I run two small businesses as a sole trader. Every few months, tax time rolls around and I'm digging through bank statements trying to figure out what I spent and where it came from.
I tried Xero. I tried ZipBooks. They're fine tools, but they felt like more than I needed. I just need to know how much came in, how much went out, and what I'm making on each project.
The problem was simple: I kept forgetting to log things because the accounting app was one more tab I never opened.
How I actually track things
My system is low-tech on purpose.
Invoices go to Gmail with a label. Every invoice I send or receive gets tagged. When I need to find one, I search the label. That's it.
Bank statements get downloaded quarterly. Four PDFs a year. I thought about connecting a bank API, but honestly, four downloads a year isn't worth the complexity or the security risk of giving a third-party app access to my bank account.
Project files stay local on my machine. Client work, scripts, anything sensitive. Not in the cloud, not in a shared drive. Simple and controlled.
The missing piece was somewhere to see the full picture: earnings, expenses, profit per project, and deductions at tax time.
Notion is where I already work
My projects, clients, notes, even this portfolio all live in Notion. So I asked myself a pretty obvious question: why not put my accounting there too?
I wanted a database with income and expenses in one place. Each entry tagged with a date, amount, category, which business it belongs to, and whether it's tax deductible. Nothing fancy.
Claude Code did the boring part
I opened Claude Code, described what I needed, and it wrote three small scripts for me.

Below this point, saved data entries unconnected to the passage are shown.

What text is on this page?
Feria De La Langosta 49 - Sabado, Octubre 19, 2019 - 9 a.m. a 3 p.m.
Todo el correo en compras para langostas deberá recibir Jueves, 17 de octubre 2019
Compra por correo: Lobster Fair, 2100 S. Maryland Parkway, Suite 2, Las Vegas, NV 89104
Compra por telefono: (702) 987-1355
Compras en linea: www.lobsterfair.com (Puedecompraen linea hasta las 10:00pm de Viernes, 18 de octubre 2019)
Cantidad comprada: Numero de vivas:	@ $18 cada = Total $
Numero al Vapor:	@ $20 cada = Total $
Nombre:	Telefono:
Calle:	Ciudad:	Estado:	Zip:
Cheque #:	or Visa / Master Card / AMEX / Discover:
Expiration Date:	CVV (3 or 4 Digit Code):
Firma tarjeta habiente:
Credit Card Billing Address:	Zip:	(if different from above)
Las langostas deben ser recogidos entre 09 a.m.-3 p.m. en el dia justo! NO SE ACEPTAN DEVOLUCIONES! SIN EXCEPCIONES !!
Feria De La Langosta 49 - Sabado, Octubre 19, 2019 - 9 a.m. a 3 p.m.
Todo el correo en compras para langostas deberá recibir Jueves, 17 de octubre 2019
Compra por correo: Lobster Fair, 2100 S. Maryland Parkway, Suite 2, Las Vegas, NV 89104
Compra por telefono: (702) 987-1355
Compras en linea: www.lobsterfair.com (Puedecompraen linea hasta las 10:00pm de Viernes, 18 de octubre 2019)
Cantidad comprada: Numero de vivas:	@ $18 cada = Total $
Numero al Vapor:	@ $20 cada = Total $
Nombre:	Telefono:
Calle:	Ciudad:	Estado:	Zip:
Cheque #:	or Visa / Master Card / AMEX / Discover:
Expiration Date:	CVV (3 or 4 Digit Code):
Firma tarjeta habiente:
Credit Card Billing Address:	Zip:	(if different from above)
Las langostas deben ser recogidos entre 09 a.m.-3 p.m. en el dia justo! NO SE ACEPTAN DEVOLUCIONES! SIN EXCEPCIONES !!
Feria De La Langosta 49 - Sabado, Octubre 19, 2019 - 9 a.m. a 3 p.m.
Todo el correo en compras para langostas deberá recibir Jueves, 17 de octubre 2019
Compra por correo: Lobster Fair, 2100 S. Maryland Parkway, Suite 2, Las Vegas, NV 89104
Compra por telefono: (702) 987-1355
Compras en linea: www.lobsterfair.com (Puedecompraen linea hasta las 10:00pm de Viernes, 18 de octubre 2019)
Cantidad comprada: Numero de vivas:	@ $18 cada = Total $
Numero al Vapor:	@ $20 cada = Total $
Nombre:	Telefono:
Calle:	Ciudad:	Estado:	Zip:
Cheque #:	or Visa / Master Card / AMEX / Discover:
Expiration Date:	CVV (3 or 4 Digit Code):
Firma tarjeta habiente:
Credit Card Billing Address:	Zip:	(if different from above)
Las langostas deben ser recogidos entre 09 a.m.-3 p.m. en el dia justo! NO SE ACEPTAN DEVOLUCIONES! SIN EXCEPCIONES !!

The first one set up the database structure in Notion. The second one took my bank statement data and sorted each transaction into the right category. Software subscriptions, transport, client payments, all mapped automatically. The third one keeps it updated when I get new statements.
The whole thing took an afternoon. Most of that time was me deciding on categories, not writing code.
What I actually use now
I open Notion and I can see everything I need. Income by client. Expenses by category. Profit per project. Total earnings by financial year. When my accountant needs numbers, I export a view and send it over. No spreadsheet cleanup.
It's not a product. It's not even particularly clever. It's just my data, in the place I already look every day, organised the way I think about it.
Why this worked
The simplest answer: I stopped trying to use the "right" tool and used the one I actually open. I didn't automate everything. I didn't connect APIs to my bank. I kept the parts that are easy to do manually (downloading four statements a year, labelling emails) and only automated the part that was actually painful (sorting and categorising transactions).
Sometimes the best solution isn't a new app. It's making the tools you already have do one more thing.